Vous n’avez encore rien vu, d’Alain Resnais

 

Vous n'avez encore rien vu, Alain ResnaisVous n’avez encore rien vu s’annonce, dès son titre, comme la promesse d’une réjouissance et nous suggère d’ouvrir grand les yeux. Voici un film qui nous propose de croire, avant même son générique, en la possibilité d’un regard régénéré, ce qui, par les temps qui courent, en dit long sur l’enthousiasme indéfectible d’un des plus juvéniles cinéastes français.

Comme dans tous ses films, il faudra se fondre dans un nouveau dispositif, en accepter les repères visuels et se laisser porter dans un espace-temps construit de toutes pièces. Dans un décor sublime signé par son fidèle chef-décorateur Jacques Saulnier, Resnais rassemble une large constellation de comédiens, fidèles, anciens collaborateurs ou nouveaux venus : Sabine Azéma, Pierre Arditi, Mathieu Amalric, Anne Consigny, Lambert Wilson, Michel Piccoli, Annie Duperey, mais aussi Hippolyte Girardot, Michel Vuillermoz ou Jean-Noël Brouté. Sur la base d’un scénario nourri des pièces Eurydice et Cher Antoine ou l’Amour raté de Jean Anouilh, ils incarnent en leur nom propre les comédiens qu’invite dans sa dernière demeure l’auteur dramatique, Antoine d’Anthac (Denis Podalydès). Celui qui les a dirigés sur scène autrefois vient de disparaître et, dans un geste posthume, leur demande de se rassembler autour d’une captation de sa version d’Eurydice proposée par une jeune troupe (celle de la Colombe, filmée par Bruno Podalydès). Eux seuls devront, dès lors, juger de la nécessaire pérennité de cette adaptation, par-delà la mort du dramaturge.

C’est avec une distance teintée d’une immense tendresse que l’auteur de Mon oncle d’Amérique installe son généreux casting face à un écran – “Oh, Piccoli !”, s’exclame, réjouie, Annie Duperey à l’entrée du monsieur dans le décor. Lors de la projection, devant le texte revisité, les uns et les autres se laissent gagner par le souvenir et son incontrôlable circulation. Leur mémoire réactivée fait jaillir les mots en partage et se dresser les corps. De l’écran au salon qui les rassemble, cet étonnant face-à-face estompe la distance qu’instaurait au préalable la curiosité de la situation. La bande originale de Mark Snow instaure un climat gracieux. Les nuances de jeu sont infinies, et le trouble gagne les visages. Quel émoi d’entendre ces voix s’entrelacer, ces regards se replonger les uns dans les autres ! Le spectacle est double, sur et hors l’écran : quel étrange et beau vertige !

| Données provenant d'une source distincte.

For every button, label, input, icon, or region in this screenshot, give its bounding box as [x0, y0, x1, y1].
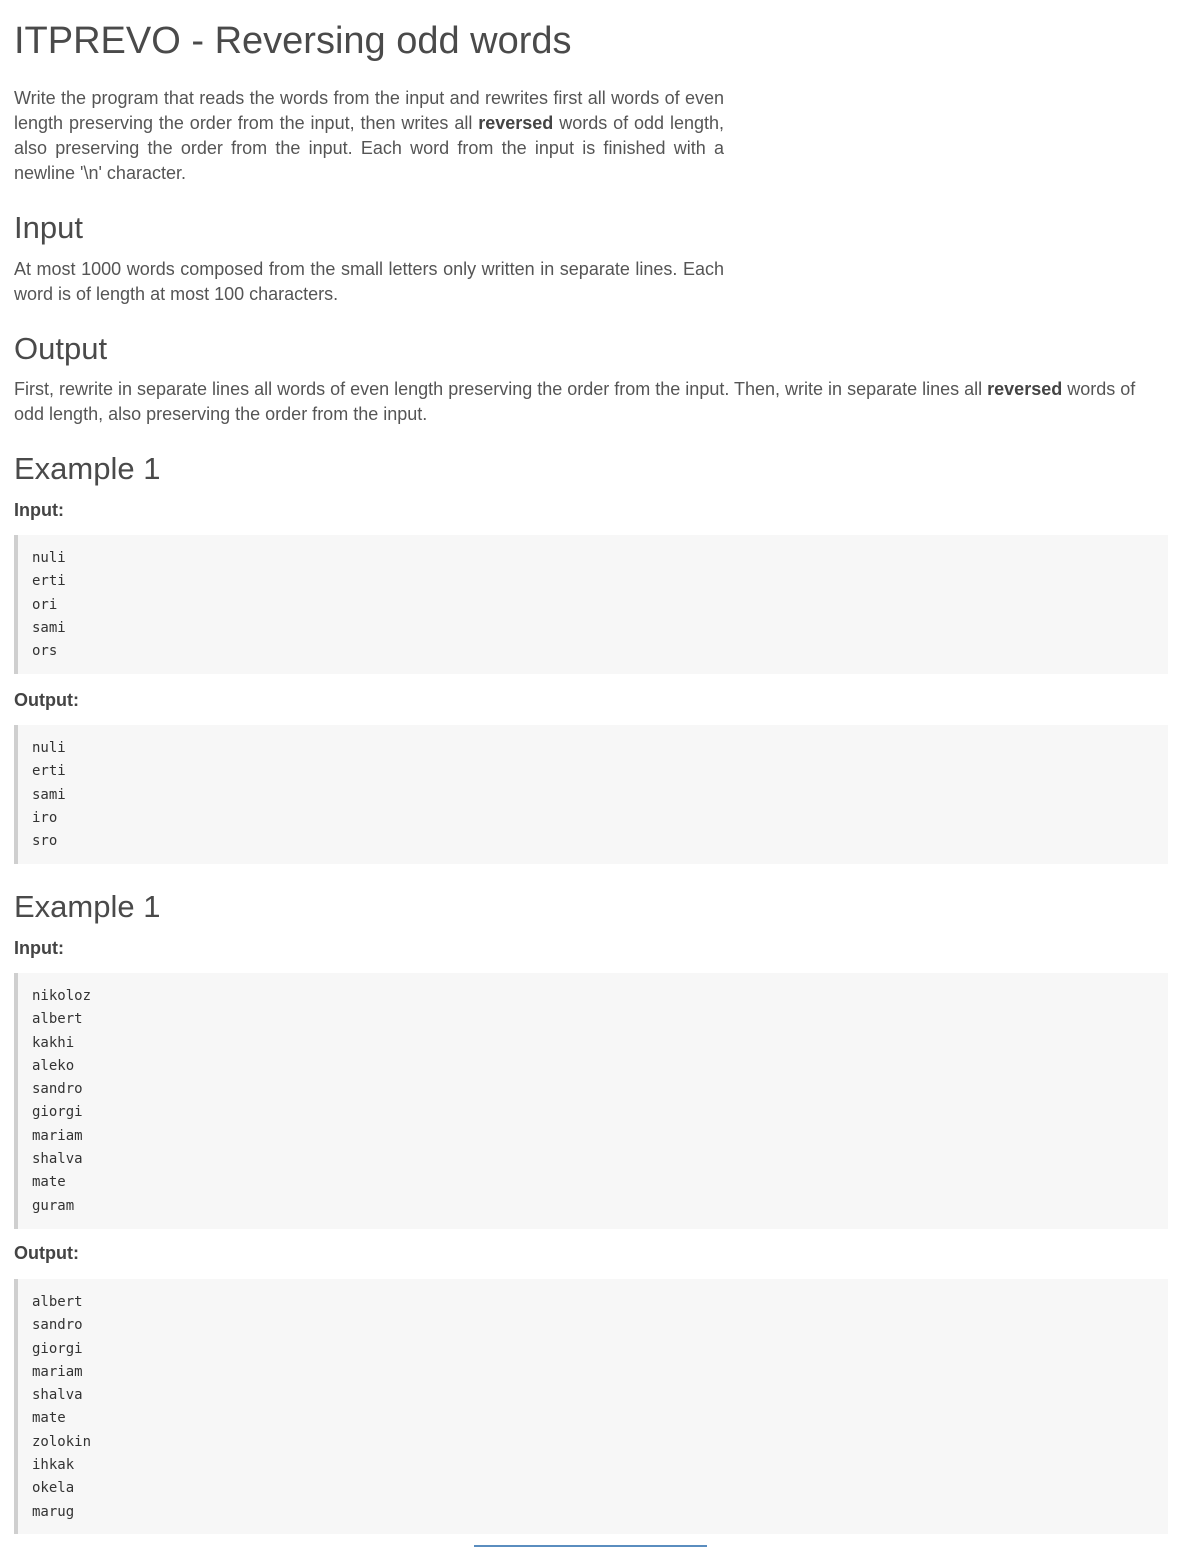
code-line: sandro — [32, 1081, 83, 1098]
code-line: marug — [32, 1503, 75, 1520]
code-line: zolokin — [32, 1433, 92, 1450]
code-line: shalva — [32, 1387, 83, 1404]
code-line: sami — [32, 786, 66, 803]
code-line: nikoloz — [32, 988, 92, 1004]
code-line: sami — [32, 619, 66, 636]
code-line: mate — [32, 1174, 66, 1191]
code-line: guram — [32, 1197, 75, 1214]
code-line: shalva — [32, 1151, 83, 1168]
code-line: sandro — [32, 1317, 83, 1334]
example-heading: Example 1 — [14, 451, 161, 486]
example-input-block: nuli erti ori sami ors — [14, 535, 1168, 674]
output-heading: Output — [14, 331, 108, 366]
code-line: albert — [32, 1294, 83, 1310]
output-description: First, rewrite in separate lines all wor… — [14, 377, 1168, 427]
code-line: okela — [32, 1480, 75, 1497]
code-line: iro — [32, 809, 58, 826]
example-input-label: Input: — [14, 500, 64, 520]
example-heading: Example 1 — [14, 889, 161, 924]
code-line: mariam — [32, 1127, 83, 1144]
code-line: mariam — [32, 1363, 83, 1380]
code-line: mate — [32, 1410, 66, 1427]
example-input-label: Input: — [14, 938, 64, 958]
page-title: ITPREVO - Reversing odd words — [14, 20, 572, 62]
output-emphasis: reversed — [987, 379, 1063, 399]
code-line: albert — [32, 1011, 83, 1028]
example-input-block: nikoloz albert kakhi aleko sandro giorgi… — [14, 973, 1168, 1229]
description-emphasis: reversed — [478, 113, 554, 133]
code-line: ihkak — [32, 1457, 75, 1474]
code-line: giorgi — [32, 1104, 83, 1121]
code-line: kakhi — [32, 1034, 75, 1051]
output-text-1: First, rewrite in separate lines all wor… — [14, 379, 988, 399]
code-line: erti — [32, 763, 66, 780]
example-output-block: albert sandro giorgi mariam shalva mate … — [14, 1279, 1168, 1534]
input-heading: Input — [14, 210, 83, 245]
code-line: nuli — [32, 550, 66, 566]
example-output-label: Output: — [14, 1243, 79, 1263]
example-output-block: nuli erti sami iro sro — [14, 725, 1168, 864]
code-line: ors — [32, 643, 58, 660]
example-output-label: Output: — [14, 690, 79, 710]
problem-description: Write the program that reads the words f… — [14, 86, 724, 186]
code-line: nuli — [32, 740, 66, 756]
code-line: giorgi — [32, 1340, 83, 1357]
code-line: aleko — [32, 1057, 75, 1074]
input-description: At most 1000 words composed from the sma… — [14, 259, 724, 304]
code-line: ori — [32, 596, 58, 613]
code-line: erti — [32, 573, 66, 590]
code-line: sro — [32, 833, 58, 850]
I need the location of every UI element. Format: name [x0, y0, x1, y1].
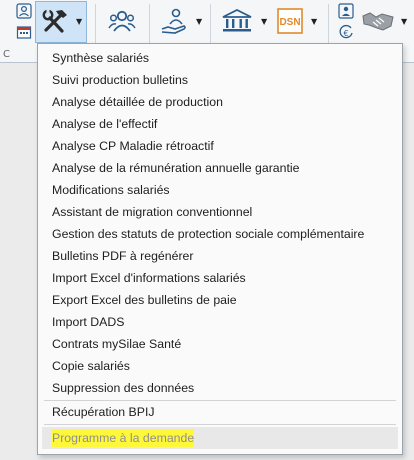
person-eye-icon[interactable]	[14, 2, 34, 20]
dsn-icon[interactable]: DSN	[276, 7, 304, 35]
payroll-dropdown-caret[interactable]: ▼	[196, 18, 202, 26]
highlighted-label: Programme à la demande	[52, 429, 195, 447]
bank-icon[interactable]	[219, 6, 255, 36]
id-card-icon[interactable]	[336, 2, 356, 20]
menu-separator	[44, 424, 396, 425]
menu-item-analyse-remuneration[interactable]: Analyse de la rémunération annuelle gara…	[38, 157, 402, 179]
menu-item-import-excel[interactable]: Import Excel d'informations salariés	[38, 267, 402, 289]
menu-item-programme-demande[interactable]: Programme à la demande	[42, 427, 398, 449]
hammer-wrench-icon	[38, 4, 72, 38]
tools-dropdown-menu: Synthèse salariés Suivi production bulle…	[37, 43, 403, 455]
menu-item-export-excel[interactable]: Export Excel des bulletins de paie	[38, 289, 402, 311]
group-label: C	[3, 49, 10, 60]
handshake-icon[interactable]	[360, 6, 396, 36]
menu-item-recuperation-bpij[interactable]: Récupération BPIJ	[38, 401, 402, 423]
menu-item-modifications-salaries[interactable]: Modifications salariés	[38, 179, 402, 201]
menu-item-assistant-migration[interactable]: Assistant de migration conventionnel	[38, 201, 402, 223]
dsn-dropdown-caret[interactable]: ▼	[311, 18, 317, 26]
menu-item-suppression-donnees[interactable]: Suppression des données	[38, 377, 402, 399]
bank-dropdown-caret[interactable]: ▼	[261, 18, 267, 26]
svg-text:DSN: DSN	[279, 17, 300, 28]
menu-item-synthese-salaries[interactable]: Synthèse salariés	[38, 47, 402, 69]
menu-item-analyse-cp-maladie[interactable]: Analyse CP Maladie rétroactif	[38, 135, 402, 157]
menu-item-suivi-production[interactable]: Suivi production bulletins	[38, 69, 402, 91]
euro-refresh-icon[interactable]: €	[336, 23, 356, 41]
svg-text:€: €	[343, 29, 348, 38]
calendar-icon[interactable]	[14, 23, 34, 41]
menu-item-contrats-mysilae[interactable]: Contrats mySilae Santé	[38, 333, 402, 355]
menu-item-analyse-detaillee[interactable]: Analyse détaillée de production	[38, 91, 402, 113]
people-icon[interactable]	[106, 6, 138, 36]
menu-item-analyse-effectif[interactable]: Analyse de l'effectif	[38, 113, 402, 135]
handshake-dropdown-caret[interactable]: ▼	[401, 18, 407, 26]
tools-dropdown-caret[interactable]: ▼	[76, 18, 82, 26]
menu-item-copie-salaries[interactable]: Copie salariés	[38, 355, 402, 377]
menu-item-bulletins-pdf[interactable]: Bulletins PDF à regénérer	[38, 245, 402, 267]
menu-item-gestion-statuts[interactable]: Gestion des statuts de protection social…	[38, 223, 402, 245]
menu-item-import-dads[interactable]: Import DADS	[38, 311, 402, 333]
hand-person-icon[interactable]	[158, 5, 190, 37]
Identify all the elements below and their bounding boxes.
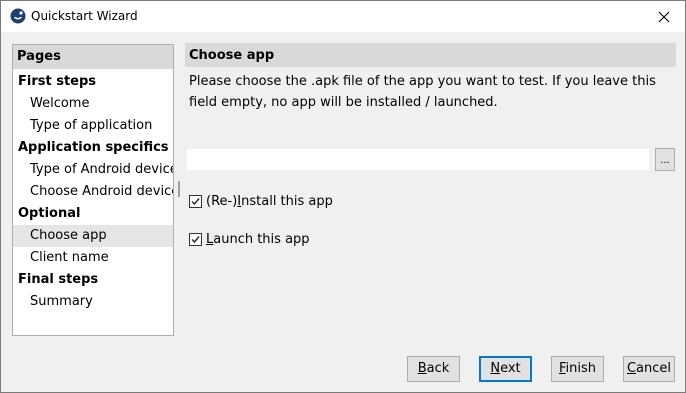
apk-path-input[interactable] (186, 148, 650, 171)
next-button[interactable]: Next (479, 356, 532, 382)
checkmark-icon (191, 235, 200, 243)
page-title: Choose app (185, 43, 676, 67)
close-button[interactable] (643, 1, 685, 32)
install-app-checkbox[interactable] (189, 194, 202, 208)
splitter-handle[interactable] (178, 181, 180, 197)
page-description: Please choose the .apk file of the app y… (189, 74, 656, 110)
pages-sidebar: Pages First steps Welcome Type of applic… (12, 44, 174, 336)
cancel-button[interactable]: Cancel (623, 356, 675, 382)
install-app-option[interactable]: (Re-)Install this app (189, 193, 333, 209)
launch-app-checkbox[interactable] (189, 232, 202, 246)
sidebar-list: First steps Welcome Type of application … (13, 69, 173, 313)
sidebar-group-application-specifics: Application specifics (18, 140, 169, 155)
sidebar-item-choose-android-device[interactable]: Choose Android device (13, 181, 173, 203)
sidebar-header: Pages (13, 45, 173, 69)
sidebar-group-first-steps: First steps (18, 74, 97, 89)
checkmark-icon (191, 197, 200, 205)
sidebar-group-optional: Optional (18, 206, 81, 221)
content-panel: Choose app Please choose the .apk file o… (185, 43, 676, 247)
sidebar-item-type-of-application[interactable]: Type of application (13, 115, 173, 137)
install-app-label: (Re-)Install this app (206, 193, 333, 209)
sidebar-group-final-steps: Final steps (18, 272, 99, 287)
back-button[interactable]: Back (407, 356, 460, 382)
title-bar[interactable]: Quickstart Wizard (1, 1, 685, 32)
sidebar-item-choose-app[interactable]: Choose app (13, 225, 173, 247)
app-logo-icon (10, 8, 26, 24)
launch-app-label: Launch this app (206, 231, 310, 247)
sidebar-item-summary[interactable]: Summary (13, 291, 173, 313)
wizard-window: Quickstart Wizard Pages First steps Welc… (0, 0, 686, 393)
sidebar-item-type-of-android-device[interactable]: Type of Android device (13, 159, 173, 181)
close-icon (658, 11, 670, 22)
sidebar-item-client-name[interactable]: Client name (13, 247, 173, 269)
window-title: Quickstart Wizard (31, 9, 138, 23)
launch-app-option[interactable]: Launch this app (189, 231, 310, 247)
sidebar-item-welcome[interactable]: Welcome (13, 93, 173, 115)
browse-button[interactable]: ... (655, 148, 675, 171)
finish-button[interactable]: Finish (551, 356, 604, 382)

Vous n'avez encore rien vu, Alain ResnaisVous n’avez encore rien vu s’éprouve le cœur battant, car de soubresaut en jaillissement, c’est aussi tout le cinéma d’Alain Resnais qui revient en mémoire. Ses terres hantées, comme ses échappatoires possibles, ses voies imaginaires, ses récits embranchés, ses chemins enchantés. Resnais semble nous y convier à nouveau par un élégant jeu de correspondances (L’Amour à mort et la terreur de l’abandon dans les face-à-face, yeux dans les yeux, d’Azéma et Arditi, notamment, est très présent), sans jamais perdre de vue l’enjeu qui l’occupe ici : déclarer, sous une forme nouvelle, sa flamme au théâtre et aux acteurs. Ses comédiens, tant honorés, si chéris, se livrent à sa direction avec une énergie absolue et un raffinement confondant. A travers eux, naît une bouleversante réflexion sur les liens qui unissent les êtres et la peur de ce qui les sépare – éternelle obsession de Resnais, qui confère depuis toujours à son œuvre sa puissance émotionnelle.

L’idée lancinante du temps et de sa cadence – matérialisés judicieusement par un pendule de Foucault, imperturbable, dans la captation – habite, une fois encore, le bel édifice sans l’ébranler pour autant. “Maintenant nous avons des souvenirs pour nous défendre”, nous est-il dit ici. La mélancolie chez Resnais jamais ne l’emporte sur l’élan de ses personnages. Le réalisateur-enchanteur de Smoking/No Smoking, On connaît la chanson ou Pas sur la bouche lutte par la fantaisie et la rigueur combinées : ses remparts ont non seulement fière allure, ils sont inoubliables et revigorants.

 
Vous n’avez encore rien vu d’Alain Resnais, avec Sabine Azéma, Pierre Arditi, Mathieu Amalric, Anne Consigny, Lambert Wilson, Michel Piccoli, Annie Duperey, Hippolyte Girardot, Michel Vuillermoz, Jean-Noël Brouté, France, 2012. En compétition au 65e Festival de Cannes. Sortie le 26 septembre 2012.